Comedian-turned-author Adrianne Frost doesn't balk at pointing out what we all know, deep down inside: Many boomers are lousy parents.

If you can't beat 'em, join 'em

IF YOU CAN’T BEAT ’EM, JOIN ’EM

Comedian Adrianne Frost took her frustration with kids behaving badly and channeled it into a book, "I Hate Other People's Kids." Some suggestions for dealing with unruly tykes:

  • "If a couple of kids are darting around store racks, chasing and hooting and hollering, don't look at them and say, 'Excuse me,' incredulously. Just stare. Glare and stare, that's my tactic. Pretend you're in a war zone and they're privates goofing off. Look at them like you really don't think anything they do is amusing, like you're one of those people their mothers warned them about. As far as they know, you have a burlap sack and a big van waiting downstairs to take them away to sweatshop slavery. Don't avert your gaze until they back away slowly, and then cheerily go back to shopping."

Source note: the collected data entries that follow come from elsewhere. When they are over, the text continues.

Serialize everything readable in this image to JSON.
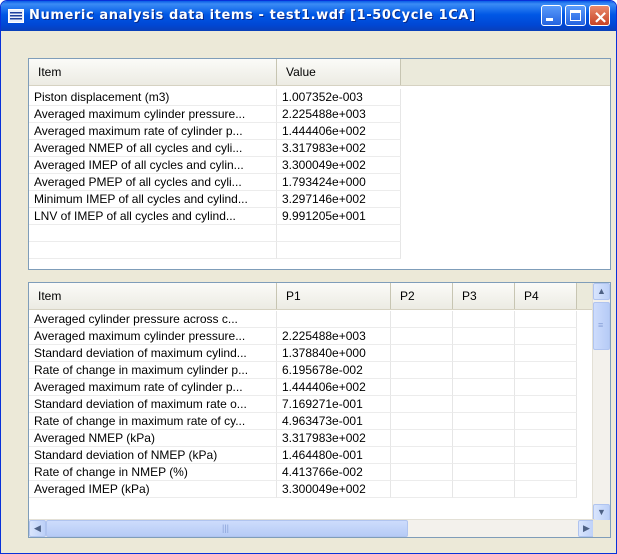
{
  "window": {
    "title": "Numeric analysis data items - test1.wdf [1-50Cycle 1CA]",
    "controls": {
      "minimize": "minimize",
      "maximize": "maximize",
      "close": "close"
    }
  },
  "summary_table": {
    "columns": [
      "Item",
      "Value"
    ],
    "rows": [
      [
        "Piston displacement (m3)",
        "1.007352e-003"
      ],
      [
        "Averaged maximum cylinder pressure...",
        "2.225488e+003"
      ],
      [
        "Averaged maximum rate of cylinder p...",
        "1.444406e+002"
      ],
      [
        "Averaged NMEP of all cycles and cyli...",
        "3.317983e+002"
      ],
      [
        "Averaged IMEP of all cycles and cylin...",
        "3.300049e+002"
      ],
      [
        "Averaged PMEP of all cycles and cyli...",
        "1.793424e+000"
      ],
      [
        "Minimum IMEP of all cycles and cylind...",
        "3.297146e+002"
      ],
      [
        "LNV of IMEP of  all cycles and cylind...",
        "9.991205e+001"
      ]
    ]
  },
  "cylinder_table": {
    "columns": [
      "Item",
      "P1",
      "P2",
      "P3",
      "P4"
    ],
    "rows": [
      [
        "Averaged cylinder pressure across c...",
        ""
      ],
      [
        "Averaged maximum cylinder pressure...",
        "2.225488e+003"
      ],
      [
        "Standard deviation of maximum cylind...",
        "1.378840e+000"
      ],
      [
        "Rate of change in maximum cylinder p...",
        "6.195678e-002"
      ],
      [
        "Averaged maximum rate of cylinder p...",
        "1.444406e+002"
      ],
      [
        "Standard deviation of maximum rate o...",
        "7.169271e-001"
      ],
      [
        "Rate of change in maximum rate of cy...",
        "4.963473e-001"
      ],
      [
        "Averaged NMEP (kPa)",
        "3.317983e+002"
      ],
      [
        "Standard deviation of NMEP (kPa)",
        "1.464480e-001"
      ],
      [
        "Rate of change in NMEP (%)",
        "4.413766e-002"
      ],
      [
        "Averaged IMEP (kPa)",
        "3.300049e+002"
      ]
    ]
  },
  "icons": {
    "app": "list-window-icon",
    "scroll_up": "arrow-up-icon",
    "scroll_down": "arrow-down-icon",
    "scroll_left": "arrow-left-icon",
    "scroll_right": "arrow-right-icon"
  },
  "colors": {
    "titlebar": "#0058e6",
    "close_button": "#c84326",
    "border": "#7f9db9",
    "header": "#ebeadb"
  }
}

  • "If you've got an Artist Formerly Known as Kid on your hands, or a fit-throwing diva squirming and seizuring on the floor, don't stare or run away. Join in on the fun. If they're banging on the cart and singing, stand next to them shaking a cup full of change yourself. As much as possible, stay in rhythm to their wonky beat. Start to sing at the top of your lungs. Just croon gibberish and make up your own tune; throw in a couple of audible curse words for them to learn just for fun. Should the crib lizard be pitching a hissy fit on the ground, lay down next to them and start jerking and screaming. Speak in tongues ('Mondila, Tuesdila, Wednesdila'), or whine about something you can't have ('I want my youth back!'). It's up to you whether to add dribbling. I guarantee they'll be so confused, they'll stop what they're doing. Although you may end up with someone trying to help you to not swallow your tongue, it's worth it."

  • Read to them: Start with "The Lord of The Flies," "Charlie and the Chocolate Factory" or "Oliver Twist." They'll get the message."